@this_is_nascar -- most important bit here is what @mikeone wrote
OK, just so I'm clear, what the meaning of each of these parameters please?
Messages to sync.
How many messages the app keeps "fresh" (up to date, synced) with the phone (and stored there, obviously).
This is how many you'll see when you open that account's folder -- not more -- because only those messages are known to still exist on the server and their state is up to date with their state on the server (read/unread, starred, replied, etc.)
Messages to cache.
As time goes on, and your account gets new messages, the "messages to sync" -- "window" -- is going to move too.
And older messages which were previously inside this "window" are going to be "dropping off at the end".
These won't show when you open the folder anymore (see above why), but they will still be stored on the device, in case you decide to scroll a message list down to see more older messages. When you do this, the app will sync with the server the next "messages to sync" worth of messages -- and if they're still on the device, it'll be much faster than re-downloading completely.
Now, this "messages to cache" storage is trimmed each night automatically so the app's storage on the device doesn't grow infinitely. This is done without deleting any messages from the server.
How do they relate to the messages on the server vs. the message on the device/phone?
Not sure I understood this part. Maybe already answered above?
And just to clarify -- again, what @mikeone wrote.
The message count next to each folder is *server* message count -- does not mean that the app downloaded this many messages onto the device. Same goes for each folder's *unread* count.

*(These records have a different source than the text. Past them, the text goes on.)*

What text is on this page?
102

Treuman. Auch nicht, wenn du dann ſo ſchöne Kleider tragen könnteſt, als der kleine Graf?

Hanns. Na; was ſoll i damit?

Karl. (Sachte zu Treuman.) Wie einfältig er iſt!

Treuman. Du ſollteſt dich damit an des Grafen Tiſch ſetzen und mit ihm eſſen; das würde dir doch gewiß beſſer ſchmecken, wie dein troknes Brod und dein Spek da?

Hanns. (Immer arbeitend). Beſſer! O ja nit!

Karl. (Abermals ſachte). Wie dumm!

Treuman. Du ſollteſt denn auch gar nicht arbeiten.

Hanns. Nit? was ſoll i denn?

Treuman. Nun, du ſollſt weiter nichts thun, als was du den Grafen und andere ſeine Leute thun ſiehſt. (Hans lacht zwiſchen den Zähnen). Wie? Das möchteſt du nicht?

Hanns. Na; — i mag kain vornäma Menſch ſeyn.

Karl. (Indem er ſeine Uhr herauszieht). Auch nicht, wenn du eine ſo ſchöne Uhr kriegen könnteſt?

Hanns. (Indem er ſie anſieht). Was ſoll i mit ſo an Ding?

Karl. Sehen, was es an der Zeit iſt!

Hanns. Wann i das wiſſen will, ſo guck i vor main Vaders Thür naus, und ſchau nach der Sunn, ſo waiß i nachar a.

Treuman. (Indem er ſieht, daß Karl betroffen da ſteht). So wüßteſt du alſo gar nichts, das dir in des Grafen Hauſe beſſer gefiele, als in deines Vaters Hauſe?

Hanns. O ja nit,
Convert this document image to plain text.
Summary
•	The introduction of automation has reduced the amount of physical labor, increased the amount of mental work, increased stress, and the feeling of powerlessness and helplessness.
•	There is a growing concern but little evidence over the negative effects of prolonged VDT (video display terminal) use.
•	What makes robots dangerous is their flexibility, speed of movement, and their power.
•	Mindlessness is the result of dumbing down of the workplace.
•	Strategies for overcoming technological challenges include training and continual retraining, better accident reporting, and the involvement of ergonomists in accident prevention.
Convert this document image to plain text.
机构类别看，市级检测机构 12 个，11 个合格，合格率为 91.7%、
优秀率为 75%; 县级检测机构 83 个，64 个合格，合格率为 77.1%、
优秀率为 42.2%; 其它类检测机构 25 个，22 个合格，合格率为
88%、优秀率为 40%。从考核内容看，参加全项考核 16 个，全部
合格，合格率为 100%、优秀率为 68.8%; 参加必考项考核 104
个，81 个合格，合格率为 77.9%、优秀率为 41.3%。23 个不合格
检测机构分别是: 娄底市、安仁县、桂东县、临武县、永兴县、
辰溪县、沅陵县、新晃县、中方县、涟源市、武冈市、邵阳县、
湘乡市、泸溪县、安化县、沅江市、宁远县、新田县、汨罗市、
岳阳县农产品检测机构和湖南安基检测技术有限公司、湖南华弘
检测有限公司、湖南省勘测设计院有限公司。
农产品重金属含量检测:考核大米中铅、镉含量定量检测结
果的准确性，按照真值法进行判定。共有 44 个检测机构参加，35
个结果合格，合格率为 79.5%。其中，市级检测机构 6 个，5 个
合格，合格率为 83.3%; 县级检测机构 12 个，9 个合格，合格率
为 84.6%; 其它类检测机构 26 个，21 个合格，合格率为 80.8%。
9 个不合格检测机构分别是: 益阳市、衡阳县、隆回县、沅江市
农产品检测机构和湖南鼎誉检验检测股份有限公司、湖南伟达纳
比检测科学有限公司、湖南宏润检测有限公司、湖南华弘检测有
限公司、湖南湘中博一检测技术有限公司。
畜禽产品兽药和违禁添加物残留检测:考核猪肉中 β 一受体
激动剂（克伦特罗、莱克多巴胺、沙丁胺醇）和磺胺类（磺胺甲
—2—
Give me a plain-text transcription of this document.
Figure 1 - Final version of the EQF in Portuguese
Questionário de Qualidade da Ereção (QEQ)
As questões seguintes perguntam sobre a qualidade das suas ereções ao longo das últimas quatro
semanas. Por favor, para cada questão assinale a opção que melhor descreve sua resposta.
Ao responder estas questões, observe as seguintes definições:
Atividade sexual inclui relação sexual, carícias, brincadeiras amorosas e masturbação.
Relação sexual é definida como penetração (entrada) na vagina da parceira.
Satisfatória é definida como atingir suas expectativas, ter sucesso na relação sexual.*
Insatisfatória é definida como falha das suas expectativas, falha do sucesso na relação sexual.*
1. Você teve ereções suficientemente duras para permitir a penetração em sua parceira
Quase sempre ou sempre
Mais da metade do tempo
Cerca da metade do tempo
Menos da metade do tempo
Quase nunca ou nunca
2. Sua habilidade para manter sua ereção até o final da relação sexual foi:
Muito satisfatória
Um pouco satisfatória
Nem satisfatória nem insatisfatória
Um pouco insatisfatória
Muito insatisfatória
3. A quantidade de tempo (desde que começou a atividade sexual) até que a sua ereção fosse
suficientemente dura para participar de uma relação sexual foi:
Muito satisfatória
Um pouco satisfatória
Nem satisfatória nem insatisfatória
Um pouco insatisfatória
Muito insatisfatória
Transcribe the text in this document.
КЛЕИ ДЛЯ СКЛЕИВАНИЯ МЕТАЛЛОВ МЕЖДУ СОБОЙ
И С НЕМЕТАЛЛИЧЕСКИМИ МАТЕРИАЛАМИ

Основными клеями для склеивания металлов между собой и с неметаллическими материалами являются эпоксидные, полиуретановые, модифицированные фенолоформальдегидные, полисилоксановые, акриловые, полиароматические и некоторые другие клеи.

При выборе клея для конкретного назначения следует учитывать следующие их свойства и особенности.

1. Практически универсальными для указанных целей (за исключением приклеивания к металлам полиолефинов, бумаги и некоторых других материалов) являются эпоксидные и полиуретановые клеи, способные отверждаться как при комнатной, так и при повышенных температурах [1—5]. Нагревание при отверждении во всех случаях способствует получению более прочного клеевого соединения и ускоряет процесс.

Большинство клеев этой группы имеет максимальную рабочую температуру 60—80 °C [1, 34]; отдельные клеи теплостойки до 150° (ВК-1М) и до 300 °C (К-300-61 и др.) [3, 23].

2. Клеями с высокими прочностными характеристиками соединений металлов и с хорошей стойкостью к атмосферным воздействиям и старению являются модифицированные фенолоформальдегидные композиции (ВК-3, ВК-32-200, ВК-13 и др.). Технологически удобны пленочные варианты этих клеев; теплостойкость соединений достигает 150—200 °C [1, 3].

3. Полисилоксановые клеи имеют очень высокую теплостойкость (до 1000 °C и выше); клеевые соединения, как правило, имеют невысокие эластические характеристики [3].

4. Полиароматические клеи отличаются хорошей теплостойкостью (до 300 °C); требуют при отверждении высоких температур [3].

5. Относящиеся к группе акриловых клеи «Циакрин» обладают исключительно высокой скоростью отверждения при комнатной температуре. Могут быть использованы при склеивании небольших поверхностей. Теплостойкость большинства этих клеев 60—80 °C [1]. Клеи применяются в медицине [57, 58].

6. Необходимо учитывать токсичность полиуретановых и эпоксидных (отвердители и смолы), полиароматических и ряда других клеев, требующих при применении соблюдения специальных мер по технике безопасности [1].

How (if at all), do they impact messages that are already on the device/phone?
The app stores at least "Messages to sync" worth of messages per folder, and up to "Messages to cache" worth, and trims this storage automatically. Both are up to actual message count on the server, of course.
It does not download all messages existing on the server.
Thanks again........
If my original response sounded "condescending", it certainly wasn't intentional.
StR thought that large / reversed values of these two settings would be a good test -- and my meaning with "nothing new under the sun" was for that any such combination of these (and other) settings, someone's already done this, sometimes suffering ill effects (such as battery drain, caused by a very large "messages to sync" value combined with very frequent mail checks or push mail).